In this episode we barely scratch the surface of what there is to know, but for those of us who worry about our violent and unequal present, where only a few humans at the top of the hierarchy are getting their needs met, and great masses of our human family suffer - it feels like a key to a different world, a different humanity.
Credits
Host: Elle Kamihira
Produced by Elle Kamihira
Audio Engineering by Jason Sheesley at Abridged Audio
Cover Art by Bee Johnson
Music by Beware of Darkness
Founder & Director of International Academia Hagia of Modern Matriarchal Studies
Dr. Heide Goettner-Abendroth is a mother and a grandmother. She earned her Ph.D. in philosophy of science at the University of Munich where she lectured for ten years (1973-1983).

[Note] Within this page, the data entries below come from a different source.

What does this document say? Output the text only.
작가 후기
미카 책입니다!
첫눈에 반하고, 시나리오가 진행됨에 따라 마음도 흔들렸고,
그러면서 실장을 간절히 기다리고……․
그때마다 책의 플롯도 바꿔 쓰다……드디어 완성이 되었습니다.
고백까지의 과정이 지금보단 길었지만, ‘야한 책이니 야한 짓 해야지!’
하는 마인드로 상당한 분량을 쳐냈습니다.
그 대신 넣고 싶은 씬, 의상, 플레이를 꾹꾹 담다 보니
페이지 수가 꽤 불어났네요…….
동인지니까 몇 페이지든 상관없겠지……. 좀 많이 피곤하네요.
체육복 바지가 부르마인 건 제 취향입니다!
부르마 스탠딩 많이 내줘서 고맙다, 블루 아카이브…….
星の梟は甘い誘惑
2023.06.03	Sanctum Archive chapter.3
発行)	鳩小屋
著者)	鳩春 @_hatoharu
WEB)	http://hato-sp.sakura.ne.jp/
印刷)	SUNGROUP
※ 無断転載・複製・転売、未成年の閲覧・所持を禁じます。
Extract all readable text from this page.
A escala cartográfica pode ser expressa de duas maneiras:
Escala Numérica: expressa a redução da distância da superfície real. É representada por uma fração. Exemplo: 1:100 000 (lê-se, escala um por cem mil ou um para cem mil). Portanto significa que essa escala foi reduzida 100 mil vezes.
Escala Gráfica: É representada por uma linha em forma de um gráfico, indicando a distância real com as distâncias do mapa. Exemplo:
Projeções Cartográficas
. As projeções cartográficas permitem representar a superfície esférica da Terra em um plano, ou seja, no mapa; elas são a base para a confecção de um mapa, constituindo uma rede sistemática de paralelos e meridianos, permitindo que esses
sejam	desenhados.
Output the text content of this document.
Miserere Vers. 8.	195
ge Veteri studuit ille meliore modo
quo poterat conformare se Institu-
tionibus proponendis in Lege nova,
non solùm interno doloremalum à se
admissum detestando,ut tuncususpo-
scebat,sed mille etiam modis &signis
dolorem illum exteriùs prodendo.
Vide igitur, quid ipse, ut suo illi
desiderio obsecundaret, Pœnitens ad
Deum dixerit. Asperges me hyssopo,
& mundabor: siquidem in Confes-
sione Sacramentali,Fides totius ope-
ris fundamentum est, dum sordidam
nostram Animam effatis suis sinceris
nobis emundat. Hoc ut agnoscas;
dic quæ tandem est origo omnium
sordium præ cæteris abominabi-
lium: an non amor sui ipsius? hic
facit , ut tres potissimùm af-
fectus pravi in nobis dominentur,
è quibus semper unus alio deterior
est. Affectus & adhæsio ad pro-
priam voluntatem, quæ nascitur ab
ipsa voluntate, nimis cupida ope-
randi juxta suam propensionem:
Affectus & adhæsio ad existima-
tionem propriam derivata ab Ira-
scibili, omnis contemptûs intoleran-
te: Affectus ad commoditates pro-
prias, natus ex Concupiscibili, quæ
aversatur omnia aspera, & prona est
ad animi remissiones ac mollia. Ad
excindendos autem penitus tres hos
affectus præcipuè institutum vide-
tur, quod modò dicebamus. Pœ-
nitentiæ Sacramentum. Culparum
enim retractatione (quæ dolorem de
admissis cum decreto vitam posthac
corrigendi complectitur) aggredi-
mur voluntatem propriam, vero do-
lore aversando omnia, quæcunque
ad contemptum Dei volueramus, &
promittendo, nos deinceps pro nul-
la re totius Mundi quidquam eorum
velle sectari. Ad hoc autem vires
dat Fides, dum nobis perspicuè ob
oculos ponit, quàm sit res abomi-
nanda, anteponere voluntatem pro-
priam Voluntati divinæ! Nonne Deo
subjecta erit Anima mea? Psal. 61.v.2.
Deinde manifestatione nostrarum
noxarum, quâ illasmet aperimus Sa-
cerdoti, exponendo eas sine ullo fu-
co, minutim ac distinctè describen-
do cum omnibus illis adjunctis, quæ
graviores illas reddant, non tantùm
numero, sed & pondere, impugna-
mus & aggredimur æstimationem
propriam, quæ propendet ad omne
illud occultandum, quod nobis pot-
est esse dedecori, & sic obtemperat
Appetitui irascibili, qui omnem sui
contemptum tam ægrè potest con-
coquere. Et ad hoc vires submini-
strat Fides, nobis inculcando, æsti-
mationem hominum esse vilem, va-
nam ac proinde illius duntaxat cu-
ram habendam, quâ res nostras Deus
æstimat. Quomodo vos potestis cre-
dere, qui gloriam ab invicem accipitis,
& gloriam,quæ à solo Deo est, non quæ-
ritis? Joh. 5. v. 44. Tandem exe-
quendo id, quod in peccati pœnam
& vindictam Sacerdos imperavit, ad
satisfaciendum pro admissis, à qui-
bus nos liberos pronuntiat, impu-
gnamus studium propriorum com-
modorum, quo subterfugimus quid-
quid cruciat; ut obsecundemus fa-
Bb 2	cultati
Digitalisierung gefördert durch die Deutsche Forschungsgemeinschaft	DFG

She has published on philosophy of science, and extensively on matriarchal society and culture, and through her lifelong research on matriarchal societies has become the founder of Modern Matriarchal Studies. Her main works are Matriarchal Societies: Studies on Indigenous Cultures across the Globe, (New York 2013, Peter Lang) in which she defines scientifically this new field of knowledge and provides a world tour of examples of contemporary matriarchal cultures; Matriarchal Societies of the Past and the Rise of Patriarchy in West Asia and Europe (New York 2022, Peter Lang) in which she uses her deep knowledge about matriarchal societies to review archaeological records and re-write the history of cultures.
She has been visiting professor at the University of Montreal in Canada, and the University of Innsbruck in Austria. She lectured extensively at home and abroad. In 1986, she founded the International Academy HAGIA for Modern Matriarchal Studies in Germany, and since then has been its director.
In 2003, 2005 and 2011 she guided three World Congresses on Matriarchal Studies in Europe and the U.S.A. She was twice a nominee for the Nobel Peace Prize, in 2005 by a Swiss initiative, in 2008 by a Finish initiative.